Why I turned off Auto-Correct

...and why I'm never going back.

Why I turned off Auto-Correct

Earlier this year I wrote two posts, one about mastering distraction (or trying to) and the other about embracing attention.

I haven't kept all the good habits I suggested but more than a few have become my new normal. The only mobile notifications I get are from actual people trying to communicate with me, I more or less keep a bullet journal, and I live my life without auto-correct or predictive text.

This last one is a bit counter-intuitive. Fewer notifications and the meditative qualities of handwriting make me more sane, but typing anything on my iPhone is now an exercise in frustration. Tapping out a message usually ends with at least one so garbled it can't be saved by spellcheck. So, I backspace and retype.

This typo is subtle. When I miss errors it’s usually because I’m distracted or rushed.

This typo is subtle. When I miss errors it’s usually because I’m distracted or rushed.

This is annoying, of course. It's annoying because virtual keyboards are worthless without an army of software hacks behind them. I can't touch-type a touchscreen; I can only hope for the best or let the algorithms bridge the gap. And there is a gap, a gap between how I want the device to work and how it actually works.

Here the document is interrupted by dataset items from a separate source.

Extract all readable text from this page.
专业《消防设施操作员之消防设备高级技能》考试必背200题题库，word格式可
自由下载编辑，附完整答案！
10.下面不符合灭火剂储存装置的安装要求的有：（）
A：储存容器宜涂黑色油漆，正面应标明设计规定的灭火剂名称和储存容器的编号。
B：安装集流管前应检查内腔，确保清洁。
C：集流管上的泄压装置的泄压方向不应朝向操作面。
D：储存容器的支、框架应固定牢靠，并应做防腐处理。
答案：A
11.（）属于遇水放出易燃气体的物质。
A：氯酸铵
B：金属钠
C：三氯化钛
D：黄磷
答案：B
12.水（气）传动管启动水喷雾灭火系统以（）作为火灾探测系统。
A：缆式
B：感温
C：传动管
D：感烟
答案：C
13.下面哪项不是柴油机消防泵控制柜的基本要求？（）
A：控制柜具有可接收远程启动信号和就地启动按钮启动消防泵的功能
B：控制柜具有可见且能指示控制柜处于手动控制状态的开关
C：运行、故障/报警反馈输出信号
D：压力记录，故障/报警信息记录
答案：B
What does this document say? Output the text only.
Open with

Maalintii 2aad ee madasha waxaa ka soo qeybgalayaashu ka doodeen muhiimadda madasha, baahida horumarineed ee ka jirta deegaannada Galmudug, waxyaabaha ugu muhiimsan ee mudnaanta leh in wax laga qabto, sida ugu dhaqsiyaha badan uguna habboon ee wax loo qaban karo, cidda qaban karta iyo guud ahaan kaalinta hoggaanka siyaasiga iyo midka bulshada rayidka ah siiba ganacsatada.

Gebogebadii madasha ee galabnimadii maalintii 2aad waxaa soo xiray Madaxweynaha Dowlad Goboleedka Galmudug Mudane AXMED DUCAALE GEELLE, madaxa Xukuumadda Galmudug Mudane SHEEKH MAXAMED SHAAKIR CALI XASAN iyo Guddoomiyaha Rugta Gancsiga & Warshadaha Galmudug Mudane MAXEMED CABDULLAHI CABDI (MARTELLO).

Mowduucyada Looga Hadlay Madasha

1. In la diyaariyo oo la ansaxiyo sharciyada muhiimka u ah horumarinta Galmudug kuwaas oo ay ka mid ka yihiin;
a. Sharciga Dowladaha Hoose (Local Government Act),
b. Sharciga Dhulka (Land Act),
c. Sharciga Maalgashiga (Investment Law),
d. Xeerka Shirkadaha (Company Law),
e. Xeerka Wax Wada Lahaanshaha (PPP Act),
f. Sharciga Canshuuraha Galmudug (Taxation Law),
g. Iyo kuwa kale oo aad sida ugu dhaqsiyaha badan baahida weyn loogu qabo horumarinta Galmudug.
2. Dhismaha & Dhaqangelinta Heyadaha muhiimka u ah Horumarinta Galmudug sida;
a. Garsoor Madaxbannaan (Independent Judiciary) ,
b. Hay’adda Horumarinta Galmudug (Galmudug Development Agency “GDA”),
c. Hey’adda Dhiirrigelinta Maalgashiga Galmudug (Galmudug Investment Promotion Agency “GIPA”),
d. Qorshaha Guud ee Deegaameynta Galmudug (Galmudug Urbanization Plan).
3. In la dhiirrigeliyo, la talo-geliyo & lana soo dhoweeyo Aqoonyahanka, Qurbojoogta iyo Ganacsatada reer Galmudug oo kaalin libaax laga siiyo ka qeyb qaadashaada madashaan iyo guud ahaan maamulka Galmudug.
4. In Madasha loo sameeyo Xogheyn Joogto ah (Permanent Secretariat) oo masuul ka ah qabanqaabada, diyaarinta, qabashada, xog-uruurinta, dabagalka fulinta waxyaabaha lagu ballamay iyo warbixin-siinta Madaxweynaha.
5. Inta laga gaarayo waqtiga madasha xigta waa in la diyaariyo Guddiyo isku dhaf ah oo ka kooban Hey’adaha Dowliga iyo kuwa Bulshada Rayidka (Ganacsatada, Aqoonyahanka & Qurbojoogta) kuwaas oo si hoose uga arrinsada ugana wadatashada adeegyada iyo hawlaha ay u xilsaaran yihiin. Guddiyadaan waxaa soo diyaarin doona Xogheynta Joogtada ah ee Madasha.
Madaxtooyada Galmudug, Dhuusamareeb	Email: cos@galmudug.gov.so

This could all be solved, or at least ignored, by turning auto-correct back on, sure. But going back to this augmented state of reality where I seem able to do more than I actually can, robs me. It robs me of the opportunity to give tasks the time they require and, in the case of messages, I'm robbed of my natural limits. If I can't reply to 4 messages on my walk home from work without butchering my replies then maybe I should just walk home.

What I'm saying is I think this kind of inconvenience is a gift. The frustration of typing on my iPhone without auto-correct is a much needed reminder that I don't have to be perpetually connected; I can just walk.

More often than not, I want to answer my messages. With auto-correct off I find myself taking a breath and putting my reply together more slowly. Not slow, just more slowly than as fast as possible.

I'll never go back to auto-correct because living without it reminds me I'm human.